Won’t adding more bandwidth help? Usually not. Buffering has been growing, frequently faster than bandwidth, over generations of often upward-compatible technologies. Plug a current device into a previous generation link, and your buffers become insanely large, even in the rare case those buffers were static sized “correctly.” They will then be sized for maximum theoretical bandwidth over maximum latency paths, often much larger than you will ever experience. Yet the actual bandwidth available varies, often by orders of magnitude. This demonstrates that a single static answer seldom exists regarding the correct buffer size in any system.

Adding bandwidth can even make your suffering worse: for example, if you have more broadband bandwidth than 802.11 bandwidth, the bottleneck shifts to that hop, where your laptop and home router bufferbloat is often even worse than in the broadband link. Now those “dark buffers” cause your pain.

We must systematically stamp out bufferbloat wherever it occurs in our systems by managing buffers at all times wherever they appear. We can mitigate the worst bufferbloat by eliminating the grossly mis-sized static buffers, but actual solutions require serious work, further research, and the use of some form of AQM, in its most general sense.

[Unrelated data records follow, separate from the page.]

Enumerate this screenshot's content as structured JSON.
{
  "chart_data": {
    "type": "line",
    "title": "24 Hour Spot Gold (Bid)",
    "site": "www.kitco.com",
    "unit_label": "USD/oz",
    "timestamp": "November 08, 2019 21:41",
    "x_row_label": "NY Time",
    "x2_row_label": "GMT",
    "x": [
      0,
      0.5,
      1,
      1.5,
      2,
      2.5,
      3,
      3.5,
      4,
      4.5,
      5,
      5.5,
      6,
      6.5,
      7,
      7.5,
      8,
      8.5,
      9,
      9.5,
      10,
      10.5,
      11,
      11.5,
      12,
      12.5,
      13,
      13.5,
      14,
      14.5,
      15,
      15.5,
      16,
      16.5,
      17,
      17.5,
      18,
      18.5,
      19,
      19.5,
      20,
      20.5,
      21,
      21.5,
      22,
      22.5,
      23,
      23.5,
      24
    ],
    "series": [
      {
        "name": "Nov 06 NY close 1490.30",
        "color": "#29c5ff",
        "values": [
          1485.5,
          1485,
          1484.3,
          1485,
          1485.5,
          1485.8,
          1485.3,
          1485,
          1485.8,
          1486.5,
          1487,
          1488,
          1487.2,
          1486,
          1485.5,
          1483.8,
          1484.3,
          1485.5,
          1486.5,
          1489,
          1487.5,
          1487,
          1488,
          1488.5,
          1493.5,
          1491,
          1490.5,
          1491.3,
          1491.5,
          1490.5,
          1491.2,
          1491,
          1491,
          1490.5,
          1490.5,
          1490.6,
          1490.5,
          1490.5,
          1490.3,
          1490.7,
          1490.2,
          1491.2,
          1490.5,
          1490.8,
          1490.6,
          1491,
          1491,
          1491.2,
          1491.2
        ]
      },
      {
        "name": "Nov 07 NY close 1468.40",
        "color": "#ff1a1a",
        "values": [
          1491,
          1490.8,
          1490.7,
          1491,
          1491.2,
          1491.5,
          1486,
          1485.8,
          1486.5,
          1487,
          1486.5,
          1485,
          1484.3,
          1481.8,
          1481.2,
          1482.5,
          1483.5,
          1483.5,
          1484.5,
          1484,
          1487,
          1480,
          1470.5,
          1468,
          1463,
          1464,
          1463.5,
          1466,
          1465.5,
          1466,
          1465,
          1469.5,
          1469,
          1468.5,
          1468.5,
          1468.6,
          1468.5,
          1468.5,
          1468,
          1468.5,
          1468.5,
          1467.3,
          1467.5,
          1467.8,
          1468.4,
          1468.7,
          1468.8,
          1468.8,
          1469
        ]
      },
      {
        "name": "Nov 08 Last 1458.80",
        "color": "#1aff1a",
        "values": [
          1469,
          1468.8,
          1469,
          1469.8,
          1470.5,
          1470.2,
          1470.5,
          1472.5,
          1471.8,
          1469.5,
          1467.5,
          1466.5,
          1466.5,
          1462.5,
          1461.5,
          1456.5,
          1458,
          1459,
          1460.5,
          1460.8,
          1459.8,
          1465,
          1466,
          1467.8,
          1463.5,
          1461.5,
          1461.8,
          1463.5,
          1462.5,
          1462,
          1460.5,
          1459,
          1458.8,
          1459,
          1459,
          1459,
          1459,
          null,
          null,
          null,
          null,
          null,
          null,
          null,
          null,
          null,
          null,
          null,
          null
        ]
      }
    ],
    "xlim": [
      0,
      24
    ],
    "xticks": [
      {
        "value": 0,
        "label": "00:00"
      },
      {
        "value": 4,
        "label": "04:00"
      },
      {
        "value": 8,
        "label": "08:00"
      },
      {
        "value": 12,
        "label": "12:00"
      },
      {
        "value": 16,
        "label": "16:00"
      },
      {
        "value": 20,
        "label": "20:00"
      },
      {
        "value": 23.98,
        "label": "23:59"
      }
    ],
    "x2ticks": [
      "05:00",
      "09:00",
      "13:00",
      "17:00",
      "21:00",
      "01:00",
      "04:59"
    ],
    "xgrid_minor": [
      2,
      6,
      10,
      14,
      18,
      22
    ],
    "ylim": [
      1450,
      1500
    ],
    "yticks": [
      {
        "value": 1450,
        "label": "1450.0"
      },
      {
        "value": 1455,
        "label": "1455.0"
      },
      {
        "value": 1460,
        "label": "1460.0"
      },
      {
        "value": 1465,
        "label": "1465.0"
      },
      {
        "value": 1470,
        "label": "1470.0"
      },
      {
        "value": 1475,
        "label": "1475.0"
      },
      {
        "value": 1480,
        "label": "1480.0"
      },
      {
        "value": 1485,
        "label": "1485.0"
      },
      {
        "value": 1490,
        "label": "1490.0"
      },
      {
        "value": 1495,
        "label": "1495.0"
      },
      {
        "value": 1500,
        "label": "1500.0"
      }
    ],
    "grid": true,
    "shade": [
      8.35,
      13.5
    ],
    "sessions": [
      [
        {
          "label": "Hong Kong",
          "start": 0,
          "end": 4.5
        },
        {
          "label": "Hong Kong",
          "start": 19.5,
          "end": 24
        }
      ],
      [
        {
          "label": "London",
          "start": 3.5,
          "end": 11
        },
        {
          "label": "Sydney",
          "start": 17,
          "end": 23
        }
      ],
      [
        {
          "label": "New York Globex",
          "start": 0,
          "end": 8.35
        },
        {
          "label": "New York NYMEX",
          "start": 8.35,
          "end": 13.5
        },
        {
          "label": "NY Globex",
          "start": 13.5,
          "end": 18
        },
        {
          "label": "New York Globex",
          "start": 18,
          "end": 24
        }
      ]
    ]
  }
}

We’re also rapidly destroying TCP slow start, with independent changes by both Web server and Web browser. I even fear for the Internet’s stability.

We have a large mess on our hands that spans hardware, software, firmware, operating systems, home routers, broadband, 3G, 802.11, and just about everywhere I have looked. We’re all in this bloat we built together, and had better work together to row to shore quickly. Dark storm clouds surround us. Only together will we shine a light on all the dark buffers hidden in the Internet. I’ve been drawing together experts across all these problems at bufferbloat.net—please help out.